The overall idea makes sense.
The experimental results look good.

缺点

The writing lacks clarity at places. Some details of the model are vague to this reviewer.
The work is largely heuristic and is based on intuitive argument. Theoretical justification is weak, serving mostly decorative purposes. Some of construction appear unjustified, for example, ${\cal L}_{dist}$ .

To this reviewer, this paper belongs to the many works that have a reasonable idea. But the approach is not of great novelty and the work contains little insight at depth.

问题

All tasks considered are classification tasks, in which $Y$ is categorical. How is the assumption $Y=f(H_i)+\epsilon$ relevant?

伦理问题详情

审稿意见

评分: 3置信度: 42023-11-19

This paper studies out-of-distribution text classification from a single source domain. The main idea is to learn sparse mask layers that filter out spurious features while retaining invariant features. The masks are learned through the joint optimization of three loss terms: a cross-entropy loss for classification, a sparsity loss that enforces sparse masks, and a cosine-similarity loss that encourages the mask layers to extract label-specific features. The network is trained in a sequential manner from the top layer to the bottom layer. Theoretical analysis shows that given a set of causal and non-causal features. The empirical evaluation is done on binary and multi-class classification. Compared with a variety of language models including LLMs (few-shot in-context), the proposed method demonstrates superior performance on several datasets.

优点

The studied problem is important to real-world applications of language models.
The empirical results seem strong. A great variety of language models are compared with the proposed method on a number of datasets. The advantage of the proposed method is demonstrated clearly.
The paper is overall well written and easy to understand.

缺点

The connection between the theory and the actual problem being studied is somewhat weak. The theory assumes that all variables correlated with $Y$ are observed; however, this assumption may not hold in practice. For example, there may be an unobserved selection variable that introduces selection bias in the training domain by forming a collider with $Y$ and some non-causal variables $H_j$ . In this case, $p(y|h_i, h_j) = p(y|h_i)$ does not hold. Removing $H_j$ may incur a higher cross-entropy loss than removing $H_i$ .
The basic idea of the proposed method seems to be largely based on [1]. The main difference between the two methods, in my point of view, is the target to which the mask is applied (token embedding v.s. model weight). It is unclear whether there is any fundamental difference between these two approaches.

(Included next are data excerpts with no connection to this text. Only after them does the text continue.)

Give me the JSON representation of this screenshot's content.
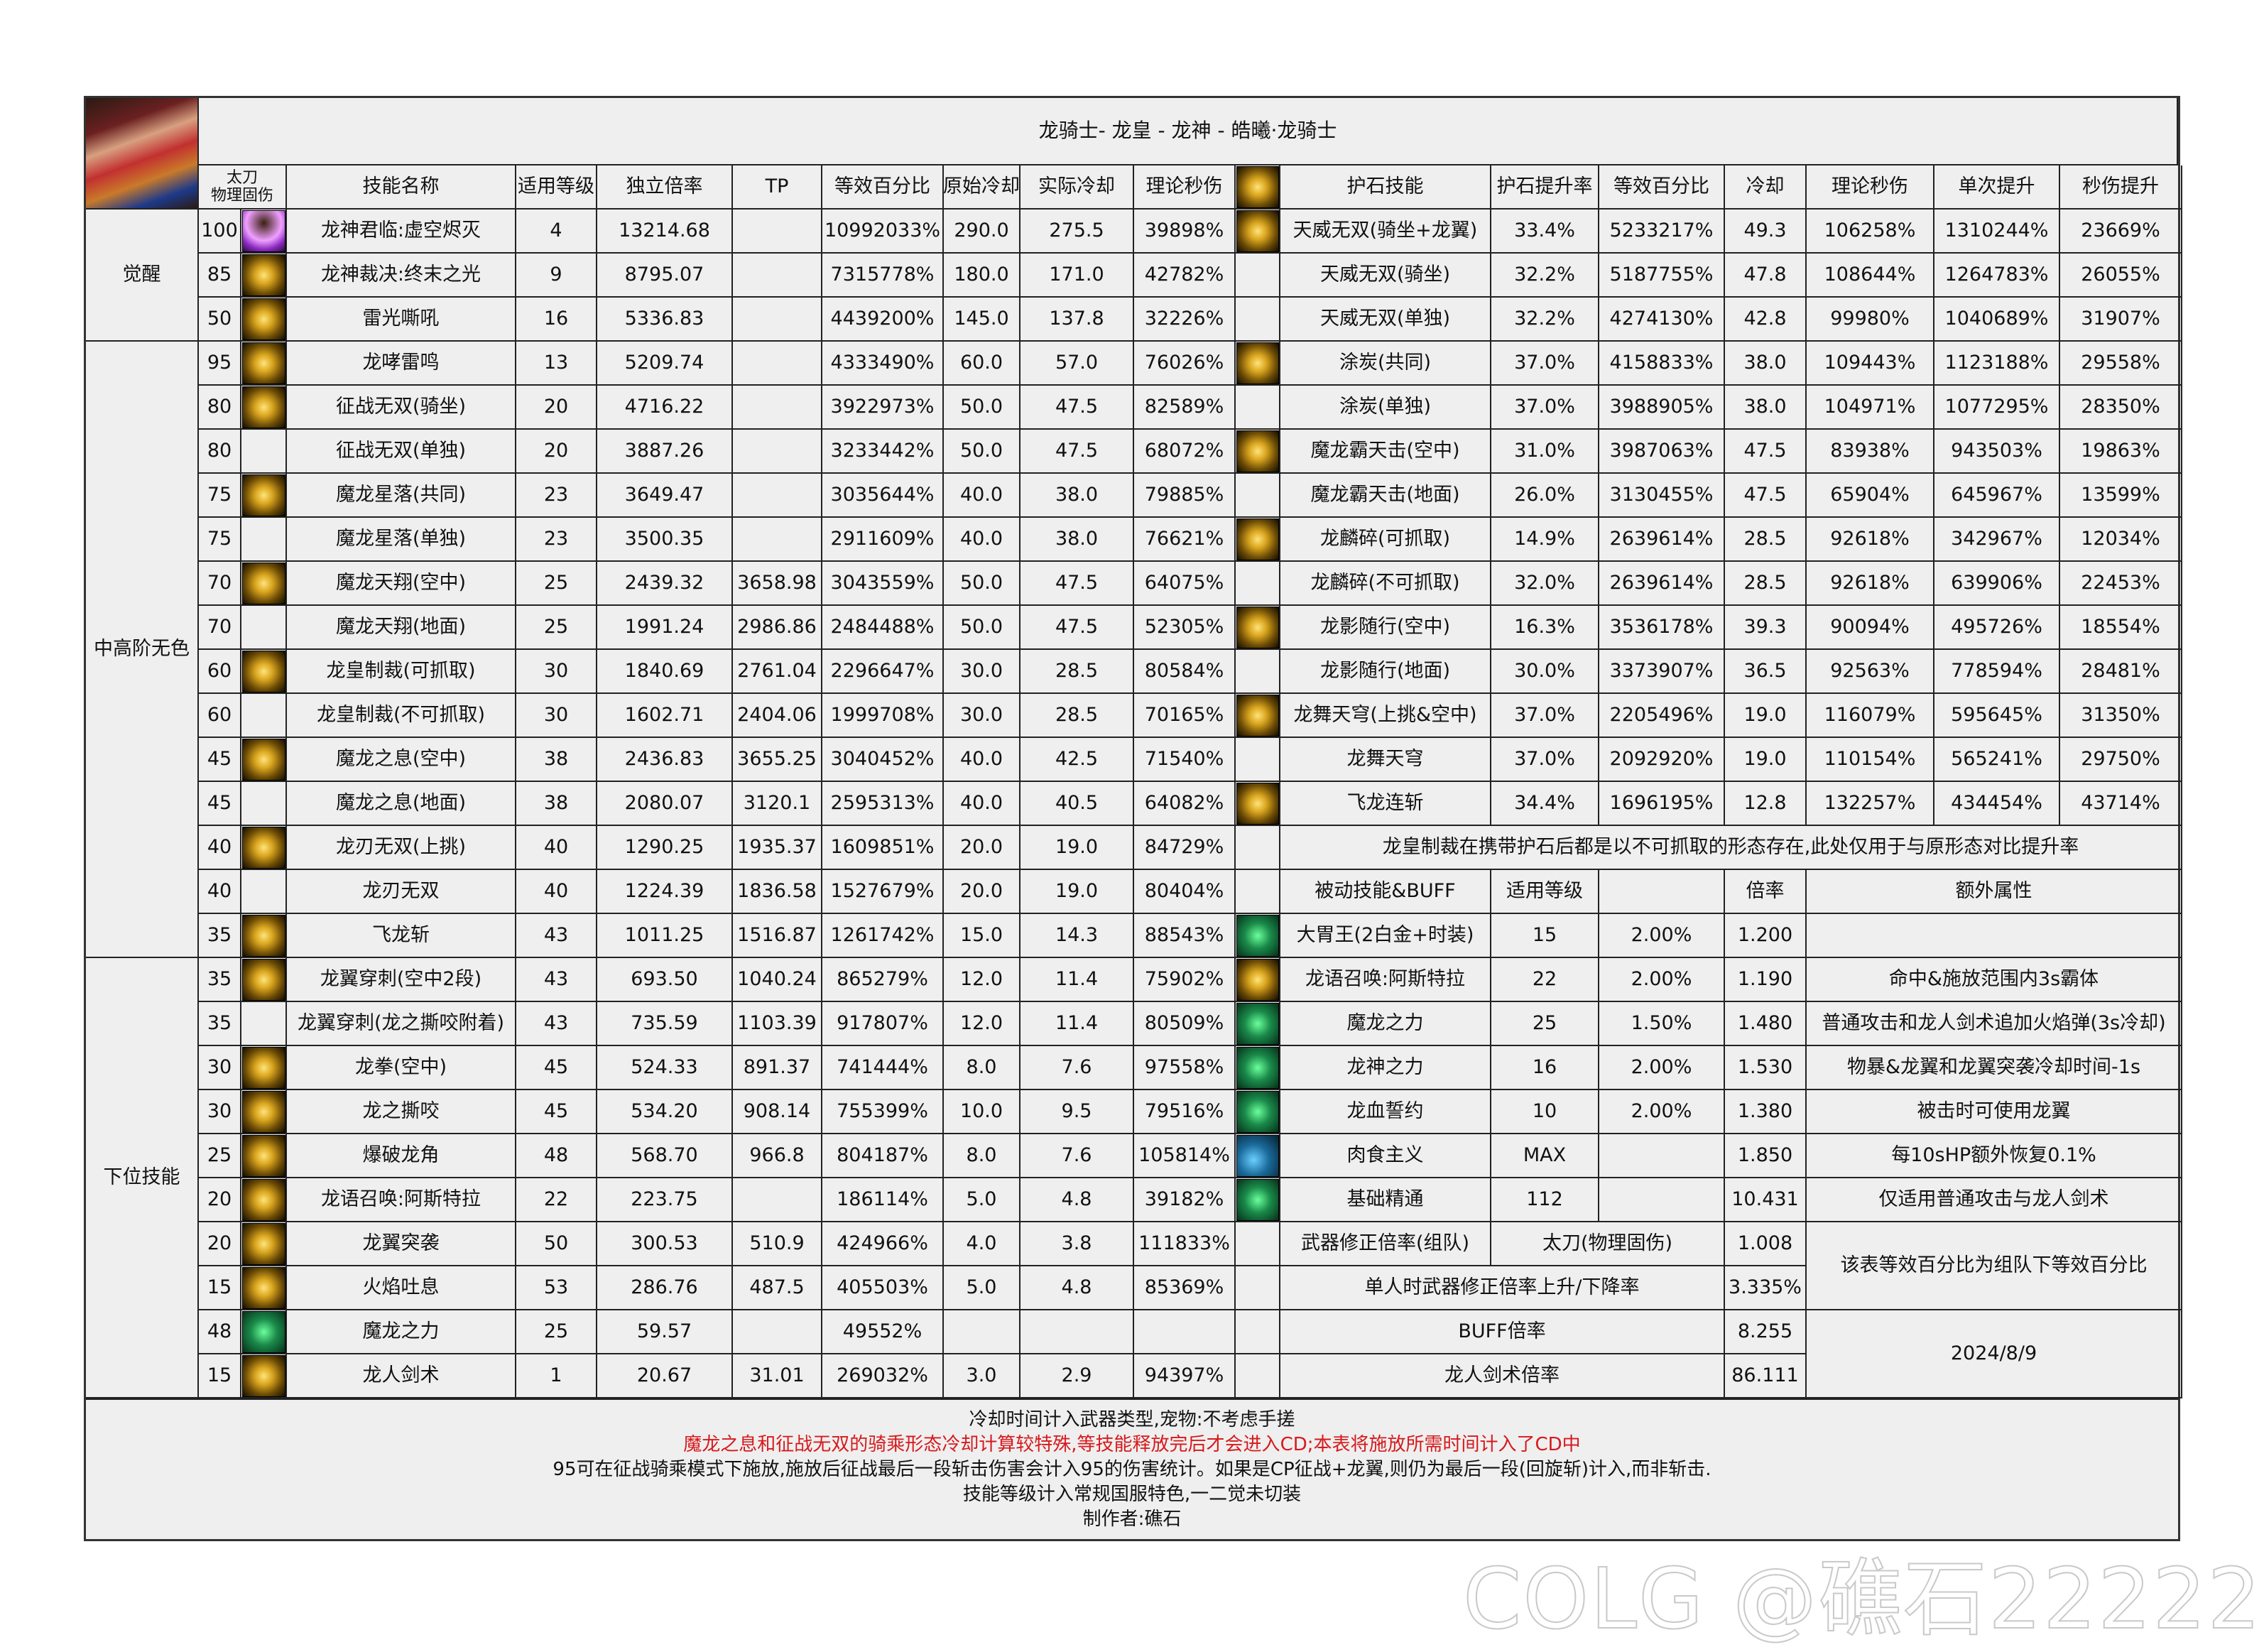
{
  "title": "龙骑士- 龙皇 - 龙神 - 皓曦·龙骑士",
  "header": {
    "weapon": "太刀\n物理固伤",
    "skill_name": "技能名称",
    "level": "适用等级",
    "ratio": "独立倍率",
    "tp": "TP",
    "equiv": "等效百分比",
    "orig_cd": "原始冷却",
    "real_cd": "实际冷却",
    "dps": "理论秒伤",
    "talisman": "护石技能",
    "t_rate": "护石提升率",
    "t_equiv": "等效百分比",
    "t_cd": "冷却",
    "t_dps": "理论秒伤",
    "t_single": "单次提升",
    "t_dps_up": "秒伤提升"
  },
  "sections": [
    {
      "label": "觉醒",
      "rows": 3
    },
    {
      "label": "中高阶无色",
      "rows": 14
    },
    {
      "label": "下位技能",
      "rows": 10
    }
  ],
  "skills": [
    {
      "lv": "100",
      "icon": "purple-awakening",
      "name": "龙神君临:虚空烬灭",
      "use": "4",
      "ratio": "13214.68",
      "tp": "",
      "equiv": "10992033%",
      "ocd": "290.0",
      "rcd": "275.5",
      "dps": "39898%"
    },
    {
      "lv": "85",
      "icon": "gold",
      "name": "龙神裁决:终末之光",
      "use": "9",
      "ratio": "8795.07",
      "tp": "",
      "equiv": "7315778%",
      "ocd": "180.0",
      "rcd": "171.0",
      "dps": "42782%"
    },
    {
      "lv": "50",
      "icon": "gold",
      "name": "雷光嘶吼",
      "use": "16",
      "ratio": "5336.83",
      "tp": "",
      "equiv": "4439200%",
      "ocd": "145.0",
      "rcd": "137.8",
      "dps": "32226%"
    },
    {
      "lv": "95",
      "icon": "gold",
      "name": "龙哮雷鸣",
      "use": "13",
      "ratio": "5209.74",
      "tp": "",
      "equiv": "4333490%",
      "ocd": "60.0",
      "rcd": "57.0",
      "dps": "76026%"
    },
    {
      "lv": "80",
      "icon": "gold",
      "name": "征战无双(骑坐)",
      "use": "20",
      "ratio": "4716.22",
      "tp": "",
      "equiv": "3922973%",
      "ocd": "50.0",
      "rcd": "47.5",
      "dps": "82589%"
    },
    {
      "lv": "80",
      "icon": "",
      "name": "征战无双(单独)",
      "use": "20",
      "ratio": "3887.26",
      "tp": "",
      "equiv": "3233442%",
      "ocd": "50.0",
      "rcd": "47.5",
      "dps": "68072%"
    },
    {
      "lv": "75",
      "icon": "gold",
      "name": "魔龙星落(共同)",
      "use": "23",
      "ratio": "3649.47",
      "tp": "",
      "equiv": "3035644%",
      "ocd": "40.0",
      "rcd": "38.0",
      "dps": "79885%"
    },
    {
      "lv": "75",
      "icon": "",
      "name": "魔龙星落(单独)",
      "use": "23",
      "ratio": "3500.35",
      "tp": "",
      "equiv": "2911609%",
      "ocd": "40.0",
      "rcd": "38.0",
      "dps": "76621%"
    },
    {
      "lv": "70",
      "icon": "gold",
      "name": "魔龙天翔(空中)",
      "use": "25",
      "ratio": "2439.32",
      "tp": "3658.98",
      "equiv": "3043559%",
      "ocd": "50.0",
      "rcd": "47.5",
      "dps": "64075%"
    },
    {
      "lv": "70",
      "icon": "",
      "name": "魔龙天翔(地面)",
      "use": "25",
      "ratio": "1991.24",
      "tp": "2986.86",
      "equiv": "2484488%",
      "ocd": "50.0",
      "rcd": "47.5",
      "dps": "52305%"
    },
    {
      "lv": "60",
      "icon": "gold",
      "name": "龙皇制裁(可抓取)",
      "use": "30",
      "ratio": "1840.69",
      "tp": "2761.04",
      "equiv": "2296647%",
      "ocd": "30.0",
      "rcd": "28.5",
      "dps": "80584%"
    },
    {
      "lv": "60",
      "icon": "",
      "name": "龙皇制裁(不可抓取)",
      "use": "30",
      "ratio": "1602.71",
      "tp": "2404.06",
      "equiv": "1999708%",
      "ocd": "30.0",
      "rcd": "28.5",
      "dps": "70165%"
    },
    {
      "lv": "45",
      "icon": "gold",
      "name": "魔龙之息(空中)",
      "use": "38",
      "ratio": "2436.83",
      "tp": "3655.25",
      "equiv": "3040452%",
      "ocd": "40.0",
      "rcd": "42.5",
      "dps": "71540%"
    },
    {
      "lv": "45",
      "icon": "",
      "name": "魔龙之息(地面)",
      "use": "38",
      "ratio": "2080.07",
      "tp": "3120.1",
      "equiv": "2595313%",
      "ocd": "40.0",
      "rcd": "40.5",
      "dps": "64082%"
    },
    {
      "lv": "40",
      "icon": "gold",
      "name": "龙刃无双(上挑)",
      "use": "40",
      "ratio": "1290.25",
      "tp": "1935.37",
      "equiv": "1609851%",
      "ocd": "20.0",
      "rcd": "19.0",
      "dps": "84729%"
    },
    {
      "lv": "40",
      "icon": "",
      "name": "龙刃无双",
      "use": "40",
      "ratio": "1224.39",
      "tp": "1836.58",
      "equiv": "1527679%",
      "ocd": "20.0",
      "rcd": "19.0",
      "dps": "80404%"
    },
    {
      "lv": "35",
      "icon": "gold",
      "name": "飞龙斩",
      "use": "43",
      "ratio": "1011.25",
      "tp": "1516.87",
      "equiv": "1261742%",
      "ocd": "15.0",
      "rcd": "14.3",
      "dps": "88543%"
    },
    {
      "lv": "35",
      "icon": "gold",
      "name": "龙翼穿刺(空中2段)",
      "use": "43",
      "ratio": "693.50",
      "tp": "1040.24",
      "equiv": "865279%",
      "ocd": "12.0",
      "rcd": "11.4",
      "dps": "75902%"
    },
    {
      "lv": "35",
      "icon": "",
      "name": "龙翼穿刺(龙之撕咬附着)",
      "use": "43",
      "ratio": "735.59",
      "tp": "1103.39",
      "equiv": "917807%",
      "ocd": "12.0",
      "rcd": "11.4",
      "dps": "80509%"
    },
    {
      "lv": "30",
      "icon": "gold",
      "name": "龙拳(空中)",
      "use": "45",
      "ratio": "524.33",
      "tp": "891.37",
      "equiv": "741444%",
      "ocd": "8.0",
      "rcd": "7.6",
      "dps": "97558%"
    },
    {
      "lv": "30",
      "icon": "gold",
      "name": "龙之撕咬",
      "use": "45",
      "ratio": "534.20",
      "tp": "908.14",
      "equiv": "755399%",
      "ocd": "10.0",
      "rcd": "9.5",
      "dps": "79516%"
    },
    {
      "lv": "25",
      "icon": "gold",
      "name": "爆破龙角",
      "use": "48",
      "ratio": "568.70",
      "tp": "966.8",
      "equiv": "804187%",
      "ocd": "8.0",
      "rcd": "7.6",
      "dps": "105814%"
    },
    {
      "lv": "20",
      "icon": "gold",
      "name": "龙语召唤:阿斯特拉",
      "use": "22",
      "ratio": "223.75",
      "tp": "",
      "equiv": "186114%",
      "ocd": "5.0",
      "rcd": "4.8",
      "dps": "39182%"
    },
    {
      "lv": "20",
      "icon": "gold",
      "name": "龙翼突袭",
      "use": "50",
      "ratio": "300.53",
      "tp": "510.9",
      "equiv": "424966%",
      "ocd": "4.0",
      "rcd": "3.8",
      "dps": "111833%"
    },
    {
      "lv": "15",
      "icon": "gold",
      "name": "火焰吐息",
      "use": "53",
      "ratio": "286.76",
      "tp": "487.5",
      "equiv": "405503%",
      "ocd": "5.0",
      "rcd": "4.8",
      "dps": "85369%"
    },
    {
      "lv": "48",
      "icon": "green",
      "name": "魔龙之力",
      "use": "25",
      "ratio": "59.57",
      "tp": "",
      "equiv": "49552%",
      "ocd": "",
      "rcd": "",
      "dps": ""
    },
    {
      "lv": "15",
      "icon": "gold",
      "name": "龙人剑术",
      "use": "1",
      "ratio": "20.67",
      "tp": "31.01",
      "equiv": "269032%",
      "ocd": "3.0",
      "rcd": "2.9",
      "dps": "94397%"
    }
  ],
  "talismans": [
    {
      "icon": "gold",
      "name": "天威无双(骑坐+龙翼)",
      "rate": "33.4%",
      "equiv": "5233217%",
      "cd": "49.3",
      "dps": "106258%",
      "single": "1310244%",
      "up": "23669%"
    },
    {
      "icon": "",
      "name": "天威无双(骑坐)",
      "rate": "32.2%",
      "equiv": "5187755%",
      "cd": "47.8",
      "dps": "108644%",
      "single": "1264783%",
      "up": "26055%"
    },
    {
      "icon": "",
      "name": "天威无双(单独)",
      "rate": "32.2%",
      "equiv": "4274130%",
      "cd": "42.8",
      "dps": "99980%",
      "single": "1040689%",
      "up": "31907%"
    },
    {
      "icon": "gold",
      "name": "涂炭(共同)",
      "rate": "37.0%",
      "equiv": "4158833%",
      "cd": "38.0",
      "dps": "109443%",
      "single": "1123188%",
      "up": "29558%"
    },
    {
      "icon": "",
      "name": "涂炭(单独)",
      "rate": "37.0%",
      "equiv": "3988905%",
      "cd": "38.0",
      "dps": "104971%",
      "single": "1077295%",
      "up": "28350%"
    },
    {
      "icon": "gold",
      "name": "魔龙霸天击(空中)",
      "rate": "31.0%",
      "equiv": "3987063%",
      "cd": "47.5",
      "dps": "83938%",
      "single": "943503%",
      "up": "19863%"
    },
    {
      "icon": "",
      "name": "魔龙霸天击(地面)",
      "rate": "26.0%",
      "equiv": "3130455%",
      "cd": "47.5",
      "dps": "65904%",
      "single": "645967%",
      "up": "13599%"
    },
    {
      "icon": "gold",
      "name": "龙麟碎(可抓取)",
      "rate": "14.9%",
      "equiv": "2639614%",
      "cd": "28.5",
      "dps": "92618%",
      "single": "342967%",
      "up": "12034%"
    },
    {
      "icon": "",
      "name": "龙麟碎(不可抓取)",
      "rate": "32.0%",
      "equiv": "2639614%",
      "cd": "28.5",
      "dps": "92618%",
      "single": "639906%",
      "up": "22453%"
    },
    {
      "icon": "gold",
      "name": "龙影随行(空中)",
      "rate": "16.3%",
      "equiv": "3536178%",
      "cd": "39.3",
      "dps": "90094%",
      "single": "495726%",
      "up": "18554%"
    },
    {
      "icon": "",
      "name": "龙影随行(地面)",
      "rate": "30.0%",
      "equiv": "3373907%",
      "cd": "36.5",
      "dps": "92563%",
      "single": "778594%",
      "up": "28481%"
    },
    {
      "icon": "gold",
      "name": "龙舞天穹(上挑&空中)",
      "rate": "37.0%",
      "equiv": "2205496%",
      "cd": "19.0",
      "dps": "116079%",
      "single": "595645%",
      "up": "31350%"
    },
    {
      "icon": "",
      "name": "龙舞天穹",
      "rate": "37.0%",
      "equiv": "2092920%",
      "cd": "19.0",
      "dps": "110154%",
      "single": "565241%",
      "up": "29750%"
    },
    {
      "icon": "gold",
      "name": "飞龙连斩",
      "rate": "34.4%",
      "equiv": "1696195%",
      "cd": "12.8",
      "dps": "132257%",
      "single": "434454%",
      "up": "43714%"
    }
  ],
  "talisman_note": "龙皇制裁在携带护石后都是以不可抓取的形态存在,此处仅用于与原形态对比提升率",
  "passive_header": {
    "name": "被动技能&BUFF",
    "level": "适用等级",
    "blank": "",
    "ratio": "倍率",
    "extra": "额外属性"
  },
  "passives": [
    {
      "icon": "green",
      "name": "大胃王(2白金+时装)",
      "level": "15",
      "pct": "2.00%",
      "ratio": "1.200",
      "extra": ""
    },
    {
      "icon": "gold",
      "name": "龙语召唤:阿斯特拉",
      "level": "22",
      "pct": "2.00%",
      "ratio": "1.190",
      "extra": "命中&施放范围内3s霸体"
    },
    {
      "icon": "green",
      "name": "魔龙之力",
      "level": "25",
      "pct": "1.50%",
      "ratio": "1.480",
      "extra": "普通攻击和龙人剑术追加火焰弹(3s冷却)"
    },
    {
      "icon": "green",
      "name": "龙神之力",
      "level": "16",
      "pct": "2.00%",
      "ratio": "1.530",
      "extra": "物暴&龙翼和龙翼突袭冷却时间-1s"
    },
    {
      "icon": "green",
      "name": "龙血誓约",
      "level": "10",
      "pct": "2.00%",
      "ratio": "1.380",
      "extra": "被击时可使用龙翼"
    },
    {
      "icon": "blue",
      "name": "肉食主义",
      "level": "MAX",
      "pct": "",
      "ratio": "1.850",
      "extra": "每10sHP额外恢复0.1%"
    },
    {
      "icon": "green",
      "name": "基础精通",
      "level": "112",
      "pct": "",
      "ratio": "10.431",
      "extra": "仅适用普通攻击与龙人剑术"
    }
  ],
  "weapon_fix": {
    "label": "武器修正倍率(组队)",
    "type": "太刀(物理固伤)",
    "value": "1.008"
  },
  "solo_fix": {
    "label": "单人时武器修正倍率上升/下降率",
    "value": "3.335%"
  },
  "buff_ratio": {
    "label": "BUFF倍率",
    "value": "8.255"
  },
  "sword_ratio": {
    "label": "龙人剑术倍率",
    "value": "86.111"
  },
  "team_note": "该表等效百分比为组队下等效百分比",
  "date": "2024/8/9",
  "footer": {
    "line1": "冷却时间计入武器类型,宠物:不考虑手搓",
    "line2": "魔龙之息和征战无双的骑乘形态冷却计算较特殊,等技能释放完后才会进入CD;本表将施放所需时间计入了CD中",
    "line3": "95可在征战骑乘模式下施放,施放后征战最后一段斩击伤害会计入95的伤害统计。如果是CP征战+龙翼,则仍为最后一段(回旋斩)计入,而非斩击.",
    "line4": "技能等级计入常规国服特色,一二觉未切装",
    "line5": "制作者:礁石"
  },
  "colors": {
    "warning_text": "#d7191c",
    "sheet_bg": "#efefef",
    "grid": "#222222"
  },
  "watermark": "COLG @礁石22222"
}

[1] Zhang, Dinghuai, et al. "Can subnetwork structure be the key to out-of-distribution generalization?." International Conference on Machine Learning. PMLR, 2021.

问题

Does the result of the current theory hold if there is some unobserved selection variable between $Y$ and some non-causal variables?
Is there any fundamental difference between the proposed method and [1]? If so, what is it?
What are the causal graphs referred to on page 5 with "Fig. ??"?